By Greg Suffanti
QFWF no. 1, February 2018
I was in my early thirties and was diagnosed with a serious, albeit treatable disease. Over the previous five years I’d worked my way up the corporate ladder and had reached the level of General Manager. With almost two hundred clients and more than a hundred employees, I’d achieved the goal I’d set for myself and everyone seemed to be happy but me.
I very soon thereafter came to the conclusion that I’d been the victim of my own success: I’d proven myself in both managerial and sales capacities and had been asked to move from one coast to the other to open a new facility.
I remember very clearly my dissatisfaction and inner restlessness as I struggled to reconcile this “promotion” and my duty to myself to achieve as much as I possibly could and the fact that I found my experiences in the business world to be hauntingly meaningless.
My diagnosis seemed to only amplify my daily struggle and eventually I chose to resign my position and start an entirely new life in the Netherlands. I’d reached this decision after becoming interested in Tibetan Buddhism. I was already in love with Amsterdam, which I’d visited a couple of years earlier. A chance viewing of His Holiness the Dalai Lama on CNN’s “Larry King Live” sparked an inner fire when I recognized and felt the genuine happiness of His Holiness and felt determined to find out more about how this was possible.
My dream was to come to Amsterdam and to study Tibetan Buddhism, and I very happily write that twenty years later I’m still following my dream of living (now as a Dutch citizen) in Amsterdam and studying Buddhism.
To be honest, the majority of the last years have been difficult: living alone in a place I was not born, various illnesses, including a stroke, working at entry level jobs (like so many foreigners), not having stable housing and the list goes on.

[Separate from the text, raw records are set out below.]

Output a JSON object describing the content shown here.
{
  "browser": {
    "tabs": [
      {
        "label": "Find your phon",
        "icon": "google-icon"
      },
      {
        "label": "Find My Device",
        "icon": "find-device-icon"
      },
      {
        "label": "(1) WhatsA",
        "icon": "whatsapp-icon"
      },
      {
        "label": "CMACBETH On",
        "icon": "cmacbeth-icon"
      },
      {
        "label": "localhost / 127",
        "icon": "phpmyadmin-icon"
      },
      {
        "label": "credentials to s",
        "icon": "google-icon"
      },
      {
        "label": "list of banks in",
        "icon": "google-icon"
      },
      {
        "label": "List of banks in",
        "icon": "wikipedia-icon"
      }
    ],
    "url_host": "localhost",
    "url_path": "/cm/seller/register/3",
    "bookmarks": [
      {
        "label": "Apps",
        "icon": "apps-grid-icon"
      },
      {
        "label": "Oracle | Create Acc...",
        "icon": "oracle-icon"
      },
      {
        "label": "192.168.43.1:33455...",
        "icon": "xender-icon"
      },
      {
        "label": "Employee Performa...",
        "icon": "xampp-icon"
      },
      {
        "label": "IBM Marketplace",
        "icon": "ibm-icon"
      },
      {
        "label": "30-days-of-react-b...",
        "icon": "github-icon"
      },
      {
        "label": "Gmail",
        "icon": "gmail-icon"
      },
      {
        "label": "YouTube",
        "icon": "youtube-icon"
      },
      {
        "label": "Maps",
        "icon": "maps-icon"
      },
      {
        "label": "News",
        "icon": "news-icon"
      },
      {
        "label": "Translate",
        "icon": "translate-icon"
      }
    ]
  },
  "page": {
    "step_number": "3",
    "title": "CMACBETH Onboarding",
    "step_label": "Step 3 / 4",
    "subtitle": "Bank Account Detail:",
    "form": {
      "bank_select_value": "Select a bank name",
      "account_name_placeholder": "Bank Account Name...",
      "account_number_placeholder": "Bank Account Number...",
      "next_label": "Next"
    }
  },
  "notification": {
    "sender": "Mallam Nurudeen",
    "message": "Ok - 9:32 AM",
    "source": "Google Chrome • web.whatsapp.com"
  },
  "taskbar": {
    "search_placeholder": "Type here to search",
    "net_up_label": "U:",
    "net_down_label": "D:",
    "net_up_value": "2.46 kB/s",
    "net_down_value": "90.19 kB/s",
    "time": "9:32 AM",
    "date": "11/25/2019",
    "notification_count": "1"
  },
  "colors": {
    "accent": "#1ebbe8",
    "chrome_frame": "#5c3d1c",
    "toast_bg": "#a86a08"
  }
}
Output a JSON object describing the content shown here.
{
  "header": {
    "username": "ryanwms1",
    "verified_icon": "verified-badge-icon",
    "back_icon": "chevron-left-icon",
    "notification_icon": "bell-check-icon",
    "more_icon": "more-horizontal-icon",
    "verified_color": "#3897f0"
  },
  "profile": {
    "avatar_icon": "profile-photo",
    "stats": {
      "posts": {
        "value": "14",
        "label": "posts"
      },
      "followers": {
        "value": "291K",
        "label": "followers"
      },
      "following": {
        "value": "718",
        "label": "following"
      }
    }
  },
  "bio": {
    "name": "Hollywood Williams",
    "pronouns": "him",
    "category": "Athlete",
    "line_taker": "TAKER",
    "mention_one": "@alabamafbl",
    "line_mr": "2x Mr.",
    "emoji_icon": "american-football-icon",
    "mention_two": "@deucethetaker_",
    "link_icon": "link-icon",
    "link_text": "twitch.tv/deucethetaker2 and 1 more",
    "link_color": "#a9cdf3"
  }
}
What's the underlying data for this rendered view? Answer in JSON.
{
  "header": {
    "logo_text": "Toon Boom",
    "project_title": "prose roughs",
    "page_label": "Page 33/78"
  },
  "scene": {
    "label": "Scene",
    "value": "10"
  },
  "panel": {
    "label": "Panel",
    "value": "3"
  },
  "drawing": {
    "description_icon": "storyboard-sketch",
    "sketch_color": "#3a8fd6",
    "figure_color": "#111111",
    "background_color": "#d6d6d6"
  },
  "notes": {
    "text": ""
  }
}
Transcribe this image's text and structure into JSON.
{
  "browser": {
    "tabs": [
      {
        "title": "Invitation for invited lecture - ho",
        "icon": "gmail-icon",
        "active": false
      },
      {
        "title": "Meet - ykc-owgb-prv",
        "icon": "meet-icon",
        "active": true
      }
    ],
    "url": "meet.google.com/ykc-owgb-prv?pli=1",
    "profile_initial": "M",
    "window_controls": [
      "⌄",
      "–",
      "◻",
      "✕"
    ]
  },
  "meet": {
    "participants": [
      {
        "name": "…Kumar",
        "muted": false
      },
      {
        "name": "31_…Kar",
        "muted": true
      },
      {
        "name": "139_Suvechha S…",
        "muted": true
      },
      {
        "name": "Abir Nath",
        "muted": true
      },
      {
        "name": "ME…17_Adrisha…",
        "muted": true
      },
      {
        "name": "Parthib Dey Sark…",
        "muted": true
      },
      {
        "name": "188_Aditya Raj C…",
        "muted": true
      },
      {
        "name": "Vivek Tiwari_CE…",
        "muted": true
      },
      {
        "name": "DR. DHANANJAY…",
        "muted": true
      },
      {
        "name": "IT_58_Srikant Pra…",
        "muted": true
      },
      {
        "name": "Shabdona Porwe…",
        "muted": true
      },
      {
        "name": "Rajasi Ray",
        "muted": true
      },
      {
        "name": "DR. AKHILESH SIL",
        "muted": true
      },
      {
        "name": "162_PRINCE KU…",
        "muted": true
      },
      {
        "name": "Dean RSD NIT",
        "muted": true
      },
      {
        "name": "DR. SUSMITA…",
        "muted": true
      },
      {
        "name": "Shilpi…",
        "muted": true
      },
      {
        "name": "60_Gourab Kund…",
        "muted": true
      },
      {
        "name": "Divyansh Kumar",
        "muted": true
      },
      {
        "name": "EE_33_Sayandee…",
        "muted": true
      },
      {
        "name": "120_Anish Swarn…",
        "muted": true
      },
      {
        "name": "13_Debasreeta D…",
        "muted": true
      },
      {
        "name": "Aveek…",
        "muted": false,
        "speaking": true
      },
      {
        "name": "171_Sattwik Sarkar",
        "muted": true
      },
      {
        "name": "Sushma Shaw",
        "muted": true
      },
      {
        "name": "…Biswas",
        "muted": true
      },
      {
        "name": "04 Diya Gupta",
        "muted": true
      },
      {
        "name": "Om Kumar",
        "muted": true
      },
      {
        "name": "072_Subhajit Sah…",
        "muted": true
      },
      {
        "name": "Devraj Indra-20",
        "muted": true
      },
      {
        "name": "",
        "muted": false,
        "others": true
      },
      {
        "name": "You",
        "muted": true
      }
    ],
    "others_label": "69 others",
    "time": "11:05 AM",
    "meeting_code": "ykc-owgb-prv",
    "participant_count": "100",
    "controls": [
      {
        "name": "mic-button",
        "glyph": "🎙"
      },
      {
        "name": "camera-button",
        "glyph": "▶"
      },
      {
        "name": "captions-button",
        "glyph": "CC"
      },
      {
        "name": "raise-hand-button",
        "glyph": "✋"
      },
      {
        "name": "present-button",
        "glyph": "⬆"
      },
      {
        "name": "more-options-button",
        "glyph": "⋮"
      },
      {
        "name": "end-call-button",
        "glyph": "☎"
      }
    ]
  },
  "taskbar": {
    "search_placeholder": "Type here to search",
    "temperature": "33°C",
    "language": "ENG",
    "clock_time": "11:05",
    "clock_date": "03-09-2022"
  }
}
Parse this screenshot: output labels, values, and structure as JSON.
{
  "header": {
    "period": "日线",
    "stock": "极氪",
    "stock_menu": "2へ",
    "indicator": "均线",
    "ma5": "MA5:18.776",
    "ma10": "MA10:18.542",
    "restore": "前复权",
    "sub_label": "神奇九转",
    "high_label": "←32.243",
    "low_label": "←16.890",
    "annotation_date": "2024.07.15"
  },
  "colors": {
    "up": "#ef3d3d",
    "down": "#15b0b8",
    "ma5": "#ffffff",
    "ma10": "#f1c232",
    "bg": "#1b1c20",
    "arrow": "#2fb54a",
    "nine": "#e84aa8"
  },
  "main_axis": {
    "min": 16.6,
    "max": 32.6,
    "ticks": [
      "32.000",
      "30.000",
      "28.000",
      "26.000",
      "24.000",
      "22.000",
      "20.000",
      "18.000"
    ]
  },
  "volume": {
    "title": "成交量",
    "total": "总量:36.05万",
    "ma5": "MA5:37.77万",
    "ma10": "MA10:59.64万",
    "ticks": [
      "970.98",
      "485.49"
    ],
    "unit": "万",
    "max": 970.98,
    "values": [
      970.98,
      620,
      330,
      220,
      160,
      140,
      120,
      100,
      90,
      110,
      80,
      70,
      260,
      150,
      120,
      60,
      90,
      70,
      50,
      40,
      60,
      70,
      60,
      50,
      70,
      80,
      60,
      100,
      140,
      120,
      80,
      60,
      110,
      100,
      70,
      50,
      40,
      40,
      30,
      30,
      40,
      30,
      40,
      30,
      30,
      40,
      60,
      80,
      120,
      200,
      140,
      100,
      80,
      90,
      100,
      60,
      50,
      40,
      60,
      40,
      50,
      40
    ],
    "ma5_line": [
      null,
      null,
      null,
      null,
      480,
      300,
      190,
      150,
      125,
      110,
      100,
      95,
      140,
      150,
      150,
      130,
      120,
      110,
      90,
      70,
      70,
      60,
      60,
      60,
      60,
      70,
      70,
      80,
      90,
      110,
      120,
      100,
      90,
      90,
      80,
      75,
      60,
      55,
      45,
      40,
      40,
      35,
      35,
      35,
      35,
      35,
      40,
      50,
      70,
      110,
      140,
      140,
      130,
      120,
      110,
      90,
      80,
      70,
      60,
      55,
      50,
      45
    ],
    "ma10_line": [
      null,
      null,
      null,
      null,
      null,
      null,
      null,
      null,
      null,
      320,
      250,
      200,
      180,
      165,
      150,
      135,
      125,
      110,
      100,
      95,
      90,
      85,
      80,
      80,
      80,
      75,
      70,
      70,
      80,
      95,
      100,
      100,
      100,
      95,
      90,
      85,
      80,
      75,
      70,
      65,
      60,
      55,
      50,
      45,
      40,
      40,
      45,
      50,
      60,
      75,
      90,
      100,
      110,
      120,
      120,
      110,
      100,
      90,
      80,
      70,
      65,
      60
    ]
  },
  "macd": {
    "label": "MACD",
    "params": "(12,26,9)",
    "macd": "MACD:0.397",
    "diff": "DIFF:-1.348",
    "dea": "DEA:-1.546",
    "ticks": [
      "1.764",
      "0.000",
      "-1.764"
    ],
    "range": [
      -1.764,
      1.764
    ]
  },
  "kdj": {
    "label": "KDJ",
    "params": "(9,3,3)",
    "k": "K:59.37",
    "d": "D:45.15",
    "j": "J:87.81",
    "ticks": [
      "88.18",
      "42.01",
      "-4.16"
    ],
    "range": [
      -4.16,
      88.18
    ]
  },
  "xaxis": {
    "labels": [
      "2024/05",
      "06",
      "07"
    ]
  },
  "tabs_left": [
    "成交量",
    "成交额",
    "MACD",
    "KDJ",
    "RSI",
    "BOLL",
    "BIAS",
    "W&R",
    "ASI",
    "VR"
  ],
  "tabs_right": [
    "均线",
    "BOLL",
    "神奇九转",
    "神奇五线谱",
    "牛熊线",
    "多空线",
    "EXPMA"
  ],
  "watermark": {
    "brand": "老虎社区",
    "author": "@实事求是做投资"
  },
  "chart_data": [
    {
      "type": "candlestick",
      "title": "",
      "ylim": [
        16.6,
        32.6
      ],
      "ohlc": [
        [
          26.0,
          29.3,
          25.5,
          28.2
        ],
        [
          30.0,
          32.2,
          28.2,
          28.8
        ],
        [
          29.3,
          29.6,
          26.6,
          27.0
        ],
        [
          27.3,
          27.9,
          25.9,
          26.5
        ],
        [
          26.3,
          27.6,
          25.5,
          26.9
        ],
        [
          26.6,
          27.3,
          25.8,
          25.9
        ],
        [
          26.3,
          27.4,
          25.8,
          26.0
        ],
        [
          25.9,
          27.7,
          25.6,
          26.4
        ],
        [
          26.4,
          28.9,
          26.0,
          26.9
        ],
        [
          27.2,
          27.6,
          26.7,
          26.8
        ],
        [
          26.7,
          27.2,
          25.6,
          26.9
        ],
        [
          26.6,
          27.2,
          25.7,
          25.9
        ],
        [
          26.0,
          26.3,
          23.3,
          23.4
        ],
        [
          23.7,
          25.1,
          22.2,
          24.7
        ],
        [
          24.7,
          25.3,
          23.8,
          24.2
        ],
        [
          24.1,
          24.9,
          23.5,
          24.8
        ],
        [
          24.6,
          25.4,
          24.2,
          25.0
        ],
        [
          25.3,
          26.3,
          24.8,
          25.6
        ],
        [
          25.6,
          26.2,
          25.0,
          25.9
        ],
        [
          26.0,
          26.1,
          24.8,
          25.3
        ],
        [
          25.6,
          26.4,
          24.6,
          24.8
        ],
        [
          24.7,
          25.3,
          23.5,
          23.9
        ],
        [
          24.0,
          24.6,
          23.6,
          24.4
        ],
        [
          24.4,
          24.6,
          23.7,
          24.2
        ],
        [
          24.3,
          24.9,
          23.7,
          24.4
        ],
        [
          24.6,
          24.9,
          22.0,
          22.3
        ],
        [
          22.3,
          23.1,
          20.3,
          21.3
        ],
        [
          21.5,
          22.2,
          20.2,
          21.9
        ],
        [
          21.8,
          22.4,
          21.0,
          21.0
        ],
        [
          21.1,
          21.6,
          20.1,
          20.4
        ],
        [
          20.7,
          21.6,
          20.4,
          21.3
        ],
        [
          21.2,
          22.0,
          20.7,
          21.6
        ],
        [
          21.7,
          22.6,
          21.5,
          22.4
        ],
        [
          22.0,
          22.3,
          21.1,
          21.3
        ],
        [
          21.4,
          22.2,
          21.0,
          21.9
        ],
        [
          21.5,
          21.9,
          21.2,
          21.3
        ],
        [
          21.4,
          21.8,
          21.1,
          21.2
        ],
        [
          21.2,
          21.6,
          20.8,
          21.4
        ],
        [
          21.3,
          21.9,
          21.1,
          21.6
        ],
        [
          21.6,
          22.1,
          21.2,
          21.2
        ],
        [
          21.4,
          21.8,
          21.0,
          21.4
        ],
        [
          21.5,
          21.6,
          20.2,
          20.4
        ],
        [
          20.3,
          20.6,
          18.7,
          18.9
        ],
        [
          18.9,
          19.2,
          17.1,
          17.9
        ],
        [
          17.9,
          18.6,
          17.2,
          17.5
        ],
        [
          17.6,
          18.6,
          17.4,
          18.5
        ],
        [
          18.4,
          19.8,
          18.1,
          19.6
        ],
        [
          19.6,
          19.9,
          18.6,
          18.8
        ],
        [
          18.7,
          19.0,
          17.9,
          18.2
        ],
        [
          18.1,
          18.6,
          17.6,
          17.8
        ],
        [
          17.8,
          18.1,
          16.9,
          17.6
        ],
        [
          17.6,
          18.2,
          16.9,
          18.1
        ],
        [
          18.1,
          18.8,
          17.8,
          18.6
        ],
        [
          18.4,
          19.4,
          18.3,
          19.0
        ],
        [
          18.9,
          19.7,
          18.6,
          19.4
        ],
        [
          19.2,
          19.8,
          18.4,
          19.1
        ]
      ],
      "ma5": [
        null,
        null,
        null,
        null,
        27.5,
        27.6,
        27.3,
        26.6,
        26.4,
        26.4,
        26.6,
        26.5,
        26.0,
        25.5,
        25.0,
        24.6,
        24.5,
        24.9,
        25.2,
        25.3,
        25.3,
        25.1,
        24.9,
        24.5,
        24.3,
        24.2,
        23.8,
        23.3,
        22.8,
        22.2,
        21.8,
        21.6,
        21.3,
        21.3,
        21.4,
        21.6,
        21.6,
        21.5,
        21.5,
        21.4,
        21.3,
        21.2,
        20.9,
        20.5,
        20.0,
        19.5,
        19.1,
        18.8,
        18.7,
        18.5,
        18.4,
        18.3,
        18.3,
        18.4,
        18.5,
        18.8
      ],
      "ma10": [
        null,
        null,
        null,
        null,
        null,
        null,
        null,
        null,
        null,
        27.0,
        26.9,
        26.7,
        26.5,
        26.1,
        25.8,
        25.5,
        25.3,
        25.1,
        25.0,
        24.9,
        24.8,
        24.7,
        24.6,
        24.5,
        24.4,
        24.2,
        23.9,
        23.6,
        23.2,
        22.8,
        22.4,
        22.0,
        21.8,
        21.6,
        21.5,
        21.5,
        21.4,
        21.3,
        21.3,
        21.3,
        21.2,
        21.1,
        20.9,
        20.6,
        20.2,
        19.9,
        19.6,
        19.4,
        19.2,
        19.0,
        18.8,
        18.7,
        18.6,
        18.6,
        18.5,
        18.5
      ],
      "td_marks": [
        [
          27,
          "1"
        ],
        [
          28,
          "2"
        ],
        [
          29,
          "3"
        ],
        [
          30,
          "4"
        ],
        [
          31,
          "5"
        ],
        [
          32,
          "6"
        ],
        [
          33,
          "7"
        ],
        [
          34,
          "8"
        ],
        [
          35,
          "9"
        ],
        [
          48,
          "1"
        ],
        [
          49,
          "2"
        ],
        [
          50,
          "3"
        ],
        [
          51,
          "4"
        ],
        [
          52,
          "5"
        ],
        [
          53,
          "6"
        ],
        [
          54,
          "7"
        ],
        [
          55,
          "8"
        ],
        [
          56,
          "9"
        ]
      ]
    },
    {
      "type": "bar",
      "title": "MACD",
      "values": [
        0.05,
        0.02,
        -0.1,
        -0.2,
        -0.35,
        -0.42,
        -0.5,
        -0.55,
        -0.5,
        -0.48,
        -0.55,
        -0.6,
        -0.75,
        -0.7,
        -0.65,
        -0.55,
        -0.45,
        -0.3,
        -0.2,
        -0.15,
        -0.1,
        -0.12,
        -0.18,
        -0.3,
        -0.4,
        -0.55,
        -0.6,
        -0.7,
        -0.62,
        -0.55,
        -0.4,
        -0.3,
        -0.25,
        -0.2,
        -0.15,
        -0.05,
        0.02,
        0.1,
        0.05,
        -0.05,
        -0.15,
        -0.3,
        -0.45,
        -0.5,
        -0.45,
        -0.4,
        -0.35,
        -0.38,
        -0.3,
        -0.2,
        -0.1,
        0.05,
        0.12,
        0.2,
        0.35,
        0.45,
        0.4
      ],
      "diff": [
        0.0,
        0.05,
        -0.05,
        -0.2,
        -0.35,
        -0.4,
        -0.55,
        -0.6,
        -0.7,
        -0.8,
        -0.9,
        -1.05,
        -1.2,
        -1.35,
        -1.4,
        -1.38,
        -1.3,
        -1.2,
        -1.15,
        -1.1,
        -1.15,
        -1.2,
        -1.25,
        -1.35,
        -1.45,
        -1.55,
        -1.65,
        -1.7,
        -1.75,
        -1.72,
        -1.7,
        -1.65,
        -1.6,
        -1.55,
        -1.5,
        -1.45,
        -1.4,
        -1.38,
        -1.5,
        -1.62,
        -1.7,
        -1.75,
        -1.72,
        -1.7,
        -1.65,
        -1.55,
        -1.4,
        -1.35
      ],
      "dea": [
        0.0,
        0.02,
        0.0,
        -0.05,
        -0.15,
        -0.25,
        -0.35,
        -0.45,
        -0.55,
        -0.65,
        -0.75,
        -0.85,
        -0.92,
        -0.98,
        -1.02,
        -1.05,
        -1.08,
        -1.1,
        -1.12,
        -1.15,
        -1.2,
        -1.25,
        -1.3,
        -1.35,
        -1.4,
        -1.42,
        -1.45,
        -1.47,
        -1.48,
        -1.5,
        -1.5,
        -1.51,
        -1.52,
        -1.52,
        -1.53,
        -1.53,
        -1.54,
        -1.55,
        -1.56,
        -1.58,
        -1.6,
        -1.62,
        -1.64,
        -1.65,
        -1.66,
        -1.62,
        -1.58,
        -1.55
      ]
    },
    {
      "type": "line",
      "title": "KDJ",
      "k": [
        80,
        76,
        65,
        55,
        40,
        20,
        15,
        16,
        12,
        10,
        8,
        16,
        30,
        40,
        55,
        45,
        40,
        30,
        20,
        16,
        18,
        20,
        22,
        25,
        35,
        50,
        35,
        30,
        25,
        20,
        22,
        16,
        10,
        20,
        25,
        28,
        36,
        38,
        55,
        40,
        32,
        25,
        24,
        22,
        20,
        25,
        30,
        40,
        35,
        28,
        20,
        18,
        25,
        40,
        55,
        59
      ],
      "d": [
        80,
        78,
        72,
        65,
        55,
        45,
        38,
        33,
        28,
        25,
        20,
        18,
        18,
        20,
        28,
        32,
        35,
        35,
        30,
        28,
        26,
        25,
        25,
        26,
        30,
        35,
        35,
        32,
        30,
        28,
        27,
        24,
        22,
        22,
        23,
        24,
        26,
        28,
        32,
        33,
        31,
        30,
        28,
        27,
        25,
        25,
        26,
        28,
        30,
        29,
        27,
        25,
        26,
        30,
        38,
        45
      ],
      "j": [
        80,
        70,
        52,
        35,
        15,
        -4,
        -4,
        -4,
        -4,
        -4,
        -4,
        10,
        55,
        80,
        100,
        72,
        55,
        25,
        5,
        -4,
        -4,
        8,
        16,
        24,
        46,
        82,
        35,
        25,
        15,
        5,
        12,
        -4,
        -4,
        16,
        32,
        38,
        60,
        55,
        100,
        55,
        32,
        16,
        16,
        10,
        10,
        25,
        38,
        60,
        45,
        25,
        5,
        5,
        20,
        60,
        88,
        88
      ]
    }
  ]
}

It is very clear to me that stability in my personal life is crucial to stability in my spiritual life. I personally feel that my study of Buddhism has helped me very much to cope with the difficulties I’ve faced. Further, helping as a volunteer the last seventeen years at the Maitreya Instituut in Amsterdam has given me a feeling of inclusion as well as the feeling that I’m helping to support something I believe in.
This feeling of helping and being a part of something positive is far more satisfying than anything I felt when I worked in the business world. I do believe I’ve benefitted through having qualified teachers guiding me in a safe direction. Through becoming more aware of the suffering of others I’ve gained a greater appreciation for my own life and am more willing to try to help others. I cannot imagine my life now without Buddhism as my reading and study have become daily habits for which I am definitely happier than I was prior to my interest in Buddhism.
People say Buddhism is more a way-of-life than a religion and I think there is a lot of truth to this.
Firstly, to be considered a Buddhist it is said that you must have faith in the Triple Gem: Buddha, Dharma and the Sangha. Beyond that, I would say that personally, Buddhism has given me a way to relate to myself and to the world.
Following the Buddhist Path is a daily affair and so you have to be yourself and this is then a way of life. What continues to stimulate me is the practical side of Buddhism: it’s about me and my mind and how to grow in the direction I want. To me it is as relevant today as when I started twenty years ago.
Buddhism has given me a direction in life, which has led to a new life in a new country, and the possibility to continue to grow and evolve in the direction I choose. My contact with the teachings, and especially with my teachers, has been truly meaningful and life changing.
Tibetan Buddhism is an oral tradition and so I don’t think there is any substitute for a traditional teacher/disciple relationship. Also, I’ve been greatly inspired by my teachers through the years. Buddhism teaches that our fate is in our own hands.
Apparently in Tibet there is no name “Buddhist”, rather, such a person is someone who looks inside to resolve his/her problems.
I like this very much. I’ve seen changes in myself through the years. Unfortunately, my changes have been slow. That I have the power to change at all in a positive direction I still find incredible! Buddhism for me represents the possibility to always be learning and growing in the direction I want.